In keeping with its mission to “enable a safer, more secure, efficient, and environmentally friendly air transportation system,” NASA’s Aeronautics Research Mission Directorate is working closely with the Federal Aviation Administration (FAA) to develop technologies and procedures for creating a Next Generation Air Transportation System, transforming the entire NAS to address these problems.
Evaluating potential air traffic management (ATM) solutions in real life, however, is difficult and costly; computer models and simulations can provide far more practical and comprehensive alternatives. But modeling and simulating a system with the scale and complexity of the NAS in useful detail is a daunting task, and doing so in a way that allows for the flexible testing of ATM scenarios adds further challenges.
To help develop a program capable of simulating a realistic NAS down to individual flights, NASA partnered with Rockville, Maryland-based Intelligent Automation Inc. (IAI). Through Small Business Innovation Research (SBIR) contracts with Ames Research Center, IAI continued work on specialized software the company had begun developing with funding from the U.S. Department of Defense (DoD). With the NASA support, IAI produced the software, called Cybele, and released it as an open-source program. The unique capabilities of the Cybele program led to its inclusion as an enabling technology for NASA’s Airspace Concept Evaluation System (ACES), which is providing researchers with glimpses of the future of the national airspace.

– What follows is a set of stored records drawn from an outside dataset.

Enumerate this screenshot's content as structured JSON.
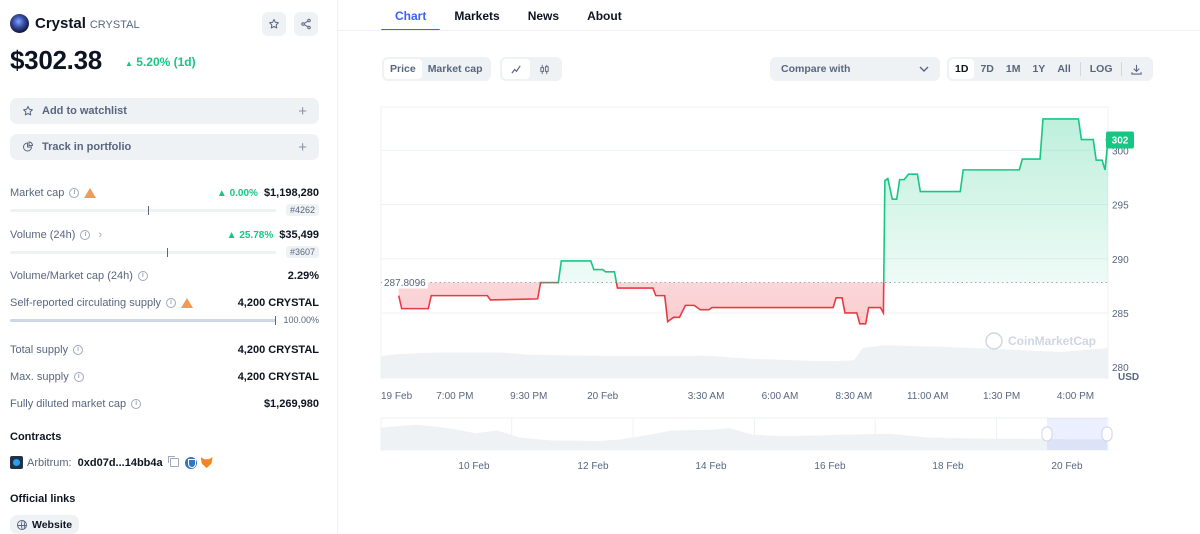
{
  "coin": {
    "name": "Crystal",
    "symbol": "CRYSTAL",
    "price": "$302.38",
    "change_1d": "5.20% (1d)",
    "change_direction": "up"
  },
  "header_icons": {
    "favorite": "star-icon",
    "share": "share-icon"
  },
  "actions": [
    {
      "label": "Add to watchlist",
      "icon": "star-icon"
    },
    {
      "label": "Track in portfolio",
      "icon": "pie-chart-icon"
    }
  ],
  "stats": {
    "market_cap": {
      "label": "Market cap",
      "change": "0.00%",
      "value": "$1,198,280",
      "rank": "#4262",
      "bar_fraction": 0.52
    },
    "volume": {
      "label": "Volume (24h)",
      "change": "25.78%",
      "value": "$35,499",
      "rank": "#3607",
      "bar_fraction": 0.59
    },
    "vol_mcap": {
      "label": "Volume/Market cap (24h)",
      "value": "2.29%"
    },
    "circ_supply": {
      "label": "Self-reported circulating supply",
      "value": "4,200 CRYSTAL",
      "percent": "100.00%",
      "fraction": 1.0
    },
    "total_supply": {
      "label": "Total supply",
      "value": "4,200 CRYSTAL"
    },
    "max_supply": {
      "label": "Max. supply",
      "value": "4,200 CRYSTAL"
    },
    "fdv": {
      "label": "Fully diluted market cap",
      "value": "$1,269,980"
    }
  },
  "contracts": {
    "title": "Contracts",
    "chain": "Arbitrum:",
    "address": "0xd07d...14bb4a"
  },
  "links": {
    "title": "Official links",
    "website": "Website"
  },
  "tabs": [
    {
      "label": "Chart",
      "active": true
    },
    {
      "label": "Markets",
      "active": false
    },
    {
      "label": "News",
      "active": false
    },
    {
      "label": "About",
      "active": false
    }
  ],
  "chart_controls": {
    "type_options": [
      {
        "label": "Price",
        "on": true
      },
      {
        "label": "Market cap",
        "on": false
      }
    ],
    "style_options": [
      {
        "icon": "line-chart-icon",
        "on": true
      },
      {
        "icon": "candlestick-icon",
        "on": false
      }
    ],
    "compare_label": "Compare with",
    "ranges": [
      {
        "label": "1D",
        "on": true
      },
      {
        "label": "7D",
        "on": false
      },
      {
        "label": "1M",
        "on": false
      },
      {
        "label": "1Y",
        "on": false
      },
      {
        "label": "All",
        "on": false
      }
    ],
    "log_label": "LOG",
    "download_icon": "download-icon"
  },
  "chart_data": {
    "type": "line",
    "title": "",
    "xlabel": "",
    "ylabel": "USD",
    "currency_label": "USD",
    "watermark": "CoinMarketCap",
    "baseline": 287.8096,
    "baseline_label": "287.8096",
    "current_label": "302",
    "ylim": [
      279,
      304
    ],
    "yticks": [
      280,
      285,
      290,
      295,
      300
    ],
    "xlim": [
      0,
      24.6
    ],
    "xticks": [
      {
        "t": 0,
        "label": "19 Feb"
      },
      {
        "t": 2.5,
        "label": "7:00 PM"
      },
      {
        "t": 5,
        "label": "9:30 PM"
      },
      {
        "t": 7.5,
        "label": "20 Feb"
      },
      {
        "t": 11,
        "label": "3:30 AM"
      },
      {
        "t": 13.5,
        "label": "6:00 AM"
      },
      {
        "t": 16,
        "label": "8:30 AM"
      },
      {
        "t": 18.5,
        "label": "11:00 AM"
      },
      {
        "t": 21,
        "label": "1:30 PM"
      },
      {
        "t": 23.5,
        "label": "4:00 PM"
      }
    ],
    "grid": true,
    "series": [
      {
        "name": "Price",
        "points": [
          [
            0.6,
            286.6
          ],
          [
            0.7,
            285.4
          ],
          [
            1.6,
            285.4
          ],
          [
            1.7,
            286.6
          ],
          [
            3.6,
            286.6
          ],
          [
            3.7,
            286.2
          ],
          [
            5.3,
            286.3
          ],
          [
            5.4,
            287.8
          ],
          [
            6.0,
            287.8
          ],
          [
            6.1,
            289.8
          ],
          [
            7.1,
            289.8
          ],
          [
            7.2,
            289.0
          ],
          [
            7.5,
            289.0
          ],
          [
            7.6,
            288.8
          ],
          [
            7.9,
            288.8
          ],
          [
            8.0,
            287.3
          ],
          [
            8.5,
            287.3
          ],
          [
            9.2,
            287.3
          ],
          [
            9.3,
            286.6
          ],
          [
            9.6,
            286.6
          ],
          [
            9.7,
            284.2
          ],
          [
            9.9,
            284.6
          ],
          [
            10.1,
            284.6
          ],
          [
            10.3,
            285.7
          ],
          [
            10.6,
            285.7
          ],
          [
            10.8,
            285.3
          ],
          [
            11.1,
            285.3
          ],
          [
            11.2,
            285.5
          ],
          [
            15.3,
            285.5
          ],
          [
            15.4,
            286.4
          ],
          [
            15.6,
            286.4
          ],
          [
            15.7,
            285.0
          ],
          [
            16.1,
            285.0
          ],
          [
            16.2,
            284.0
          ],
          [
            16.4,
            284.0
          ],
          [
            16.5,
            285.5
          ],
          [
            16.9,
            285.5
          ],
          [
            17.0,
            285.0
          ],
          [
            17.05,
            297.2
          ],
          [
            17.15,
            297.4
          ],
          [
            17.3,
            295.5
          ],
          [
            17.45,
            295.5
          ],
          [
            17.55,
            297.3
          ],
          [
            17.7,
            297.3
          ],
          [
            17.85,
            297.8
          ],
          [
            18.15,
            297.8
          ],
          [
            18.25,
            296.2
          ],
          [
            19.6,
            296.2
          ],
          [
            19.7,
            298.2
          ],
          [
            21.6,
            298.2
          ],
          [
            21.7,
            299.2
          ],
          [
            22.3,
            299.2
          ],
          [
            22.4,
            302.9
          ],
          [
            23.6,
            302.9
          ],
          [
            23.7,
            301.0
          ],
          [
            24.1,
            301.0
          ],
          [
            24.2,
            299.1
          ],
          [
            24.4,
            299.1
          ],
          [
            24.5,
            298.2
          ],
          [
            24.6,
            301.0
          ]
        ]
      }
    ],
    "volume_note": "light grey volume area beneath price",
    "navigator": {
      "xticks": [
        "10 Feb",
        "12 Feb",
        "14 Feb",
        "16 Feb",
        "18 Feb",
        "20 Feb"
      ],
      "selected_range": [
        "20 Feb",
        "21 Feb"
      ]
    }
  }
}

Cybele is an infrastructure for autonomous, interactive components called agents, which researchers program to model the behaviors of various entities—such as airplanes or even individual people in a crowd. The agents can operate while distributed across multiple computers and execute their activities in individual threads, interacting with each other via messaging. These qualities make Cybele an excellent framework for modeling complex systems with multiple, individual constituents—like the NAS.
“In the ATM domain, an agent can correspond to an aircraft, while another agent corresponds to an air traffic controller, and the communications between the controller and the aircraft are modeled via messages,” explains Vikram Manikonda, president of IAI.